Andrew: No! It doesn’t replicate. you see. It’s, that’s where the, the idea of all of these things being necessary characteristics or Aristotelian qualities the predicate of the sentence, "What is life?" Life is, motility and replication. The problem with that is that there are exceptions but the exceptions are either time-shifted or materially shifted in some way that would not constitute normal living processes. They occur in experimental dishes or whatever. I mean they don’t normally occur in the pageant of evolution. I mean you have intact cells in other words you don't cut em in half, okay. That contributes nothing to organic evolution to cut a cell in half. But you can’t say that, that piece of cytoplasm isn’t alive. After all it maintains homeostasis. You can in, in effect reduce life.

Jack: What will be the next thing which will make you feel, okay! That's an achievement! I wanted to do that, and I've done it!

Andrew: I want to cure melanoma. It's a cancer. It's a very deadly cancer.

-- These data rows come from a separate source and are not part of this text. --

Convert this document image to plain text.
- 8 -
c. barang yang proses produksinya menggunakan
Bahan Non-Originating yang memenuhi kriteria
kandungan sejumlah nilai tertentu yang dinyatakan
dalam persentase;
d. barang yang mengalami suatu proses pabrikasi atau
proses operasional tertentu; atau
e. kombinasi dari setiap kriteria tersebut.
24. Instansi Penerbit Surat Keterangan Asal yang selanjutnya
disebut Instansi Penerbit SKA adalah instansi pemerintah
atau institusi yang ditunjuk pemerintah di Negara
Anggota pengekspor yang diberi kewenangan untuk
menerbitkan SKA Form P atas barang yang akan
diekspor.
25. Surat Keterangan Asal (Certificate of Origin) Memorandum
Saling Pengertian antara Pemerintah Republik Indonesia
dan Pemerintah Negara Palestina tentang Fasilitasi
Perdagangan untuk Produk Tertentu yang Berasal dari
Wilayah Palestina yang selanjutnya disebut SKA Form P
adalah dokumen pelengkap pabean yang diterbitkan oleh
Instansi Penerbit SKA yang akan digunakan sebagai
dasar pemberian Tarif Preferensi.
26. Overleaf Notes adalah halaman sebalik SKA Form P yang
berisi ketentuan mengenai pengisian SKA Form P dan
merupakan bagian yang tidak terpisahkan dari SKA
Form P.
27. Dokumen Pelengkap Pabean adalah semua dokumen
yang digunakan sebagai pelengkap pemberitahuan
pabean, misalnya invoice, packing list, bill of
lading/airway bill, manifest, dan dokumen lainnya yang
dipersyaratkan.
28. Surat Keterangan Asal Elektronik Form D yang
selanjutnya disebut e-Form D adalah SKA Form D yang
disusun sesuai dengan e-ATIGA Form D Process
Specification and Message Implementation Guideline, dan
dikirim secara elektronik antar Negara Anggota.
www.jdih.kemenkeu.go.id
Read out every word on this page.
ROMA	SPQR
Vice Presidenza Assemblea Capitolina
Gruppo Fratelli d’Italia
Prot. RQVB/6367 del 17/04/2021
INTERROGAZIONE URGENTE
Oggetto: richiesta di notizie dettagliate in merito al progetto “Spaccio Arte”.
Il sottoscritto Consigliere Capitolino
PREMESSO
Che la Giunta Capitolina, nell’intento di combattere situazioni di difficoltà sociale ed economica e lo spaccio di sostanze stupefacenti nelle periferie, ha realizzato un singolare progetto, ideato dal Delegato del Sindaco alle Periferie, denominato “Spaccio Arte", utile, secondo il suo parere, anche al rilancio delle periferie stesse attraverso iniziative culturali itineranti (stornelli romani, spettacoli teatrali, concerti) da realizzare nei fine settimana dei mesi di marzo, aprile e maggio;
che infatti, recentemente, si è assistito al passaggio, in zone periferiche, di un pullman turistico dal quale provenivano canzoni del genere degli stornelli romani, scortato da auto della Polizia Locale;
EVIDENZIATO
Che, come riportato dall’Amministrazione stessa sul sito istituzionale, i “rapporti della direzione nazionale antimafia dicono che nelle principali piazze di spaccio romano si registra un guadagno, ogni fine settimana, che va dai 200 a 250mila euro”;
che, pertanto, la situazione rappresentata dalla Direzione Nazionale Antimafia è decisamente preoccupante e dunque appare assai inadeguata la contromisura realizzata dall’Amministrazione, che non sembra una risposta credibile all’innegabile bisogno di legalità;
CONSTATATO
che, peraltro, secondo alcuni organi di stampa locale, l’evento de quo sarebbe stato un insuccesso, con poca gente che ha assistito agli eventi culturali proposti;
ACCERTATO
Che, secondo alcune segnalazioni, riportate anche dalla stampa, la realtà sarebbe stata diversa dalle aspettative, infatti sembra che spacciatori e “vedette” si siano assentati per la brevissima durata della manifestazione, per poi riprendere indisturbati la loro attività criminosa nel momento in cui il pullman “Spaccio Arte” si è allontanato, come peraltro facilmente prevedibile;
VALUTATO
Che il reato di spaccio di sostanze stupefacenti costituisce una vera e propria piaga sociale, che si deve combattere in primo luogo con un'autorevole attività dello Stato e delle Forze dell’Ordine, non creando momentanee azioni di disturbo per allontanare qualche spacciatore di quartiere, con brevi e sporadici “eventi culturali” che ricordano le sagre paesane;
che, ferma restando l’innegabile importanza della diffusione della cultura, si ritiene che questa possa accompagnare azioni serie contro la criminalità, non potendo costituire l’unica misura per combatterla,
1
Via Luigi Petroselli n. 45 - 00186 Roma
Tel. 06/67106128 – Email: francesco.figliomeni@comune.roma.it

I've picked one cancer because cancers are all different and even the same cancer is different in different people. So, I've focussed now on melanoma for about 3 years and we've gotten some inroads in understanding how its organized, its structure if you will. So now we can begin perturbing it, or changing it in certain ways and asking if we can actually stop it. And that's what I came here to this meeting to discuss this ground state and how to articulate it. This is the ground state and from the computer people and the physicists here I've learned to call it, in their lingo.

Jack: Halt state.

Andrew: The halt state. I can make the analogy and its useful to make an analogy because when you make an analogy then you can make a physical model, as Watson and Crick did. I go back to the heroes. I always do.

Jack: They're your heroes?

Andrew: Absolutely.

Jack: Even though you contradict their -

Andrew: Yes.

Jack: their dogma?

Andrew: Yes. Yes. Because they made a model. And the model has been extremely useful in employing millions of people for many years.

Jack: What kind of a shot do you have at achieving your aim, curing melanoma, do you think?

Andrew: Better than average.

Jack: Better than average?

Andrew: Better than average, if I'm lucky and keep my head screwed on right and work very hard, have good help - as you know I've had the last few years. I've been fortunate the last few years. If I have those things then I think we can cure cancer, I really do.

Jack: Great.

Andrew: At least this cancer, all right.

Jack: Right! And, and that will help us to cure others?

Andrew: It invariably will, because, I'm not going to say the same method may be used, but some of the principles may be applicable.

Jack: I wish to inform,our reading public, that, Dr. Andy Mitosis — I beg your pardon silly mistake, Dr, Andrew Maniotis - as of this moment is lighting a cigarette. Thank you.